Additionally, some companies focused on emission intensities per economic unit, while others focused on absolute emissions reduction. Without standardized disclosure frameworks, the breadth and divergency of companies’ climate targets can make it difficult to assess the potential impact such targets could have, if achieved, on companies’ carbon-risk profiles. In total, we found 240 companies did not report key target information from their climate disclosures (shown below). Key target metrics range from the target’s coverage to its progress, as well as the values associated with the possible monitoring of that progress (including intensity values and base-year and target-year emissions).
Reporting of information related to climate targets
Data as of October 2021. Coverage of scope refers to business activities and geographies covered by the targets. Source: CDP, MSCI ESG Research
Potential impact of the disclosure proposal
We believe the SEC disclosure proposal attempts to remedy disclosure inequity and the absence of key data by requiring companies to provide certain target-related information on the following publicly declared climate goals:
Type: Whether the target is absolute- or intensity-based
Scope: The extent of targeted emissions
Progress: Baseline emissions and annual improvement against stated targets
Time horizons: When the target is intended to be achieved, with any interim targets
Strategy: How the company intends to meet the target
If companies report all of these components, the result may look similar to the table below, based on a hypothetical company. The company targets a 50% reduction of Scope 1 and 2, as well as Scope 3 (categories 1, 4, 6, 7, 9, 10, 11 and 12) emissions below 2019 levels by 2030. The company’s decarbonization strategy and progress per scope and category are also indicated. We believe that similar disclosures could help investors more directly compare companies’ relative annual emissions reductions and climate-target progress.

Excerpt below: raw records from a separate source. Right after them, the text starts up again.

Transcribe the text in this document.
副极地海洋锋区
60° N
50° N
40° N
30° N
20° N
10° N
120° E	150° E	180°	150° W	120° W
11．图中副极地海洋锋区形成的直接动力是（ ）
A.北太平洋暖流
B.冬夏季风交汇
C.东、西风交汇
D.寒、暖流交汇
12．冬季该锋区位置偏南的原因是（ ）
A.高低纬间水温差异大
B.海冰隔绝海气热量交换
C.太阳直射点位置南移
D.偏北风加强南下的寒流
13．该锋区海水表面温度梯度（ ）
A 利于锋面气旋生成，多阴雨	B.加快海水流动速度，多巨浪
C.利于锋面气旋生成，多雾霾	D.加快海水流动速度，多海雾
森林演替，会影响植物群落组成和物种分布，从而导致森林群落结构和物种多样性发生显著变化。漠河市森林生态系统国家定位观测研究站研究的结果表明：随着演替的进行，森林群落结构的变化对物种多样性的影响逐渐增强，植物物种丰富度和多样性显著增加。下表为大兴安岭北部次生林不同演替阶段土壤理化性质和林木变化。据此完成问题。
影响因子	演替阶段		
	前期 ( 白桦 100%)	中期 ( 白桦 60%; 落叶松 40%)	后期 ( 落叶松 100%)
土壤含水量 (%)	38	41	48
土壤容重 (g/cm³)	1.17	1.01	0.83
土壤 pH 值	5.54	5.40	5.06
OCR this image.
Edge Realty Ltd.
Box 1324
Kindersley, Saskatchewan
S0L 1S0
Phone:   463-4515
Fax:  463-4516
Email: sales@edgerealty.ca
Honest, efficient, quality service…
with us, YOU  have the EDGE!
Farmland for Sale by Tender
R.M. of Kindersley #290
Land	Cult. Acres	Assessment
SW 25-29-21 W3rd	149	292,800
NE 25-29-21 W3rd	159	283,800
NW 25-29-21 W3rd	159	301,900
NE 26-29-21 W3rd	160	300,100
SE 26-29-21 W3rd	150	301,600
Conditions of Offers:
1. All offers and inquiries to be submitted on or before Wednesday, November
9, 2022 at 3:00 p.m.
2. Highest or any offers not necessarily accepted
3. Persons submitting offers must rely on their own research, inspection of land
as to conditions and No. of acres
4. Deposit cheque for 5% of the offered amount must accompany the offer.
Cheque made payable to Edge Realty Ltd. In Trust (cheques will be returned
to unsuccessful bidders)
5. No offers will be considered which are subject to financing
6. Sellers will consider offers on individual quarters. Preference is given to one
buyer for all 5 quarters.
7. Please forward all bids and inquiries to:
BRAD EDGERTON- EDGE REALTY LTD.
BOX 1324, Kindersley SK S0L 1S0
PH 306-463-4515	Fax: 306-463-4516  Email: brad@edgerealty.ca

Disclosing target-related information: A hypothetical example
□=Reported emissions per scope and category ■=Estimated emissions per category
When a target does not focus on a particular scope or category, the table above assumes that the latest reported and estimated emissions remain constant. In “Track record of progress,” we assessed the progress companies made to meet their ongoing targets by benchmarking companies’ latest reported emissions against their targeted trajectory and indicated “On track” if the company’s latest emissions were below the targeted trajectory and “Not on track” if above the trajectory. In “Strategy,” “Efficiency” means energy-efficiency measures, “RE100” and “EV100” refer to industry initiatives, “Engagement” means supplier engagement, “Telecommute” means work from home, “Offset” refers to the amount and source of carbon offsets used for emissions reduction, “R&D” indicates development of low-carbon products and manufacturing process. We assumed that the company did not target to reduce emissions it did not report such as Scope 3 categories 2, 3 and 5. We estimated the company produced zero emissions from Scope 3 categories 13, 14, and 15. Source: MSCI ESG Research
Potential for transparency and standardization
If adopted, the SEC’s proposal could help standardize target-related information on climate goals and enhance investors’ ability to monitor and assess annual emissions reductions. This disclosure framework may represent an opportunity to transition to a more transparent, measurable and comparable climate-related playing field.
1 “Proposed rule: The Enhancement and Standardization of Climate-Related Disclosures for Investors.” Securities and Exchange Commission, March 21, 2022.
2A majority of companies have reported this information to the CDP in 2021.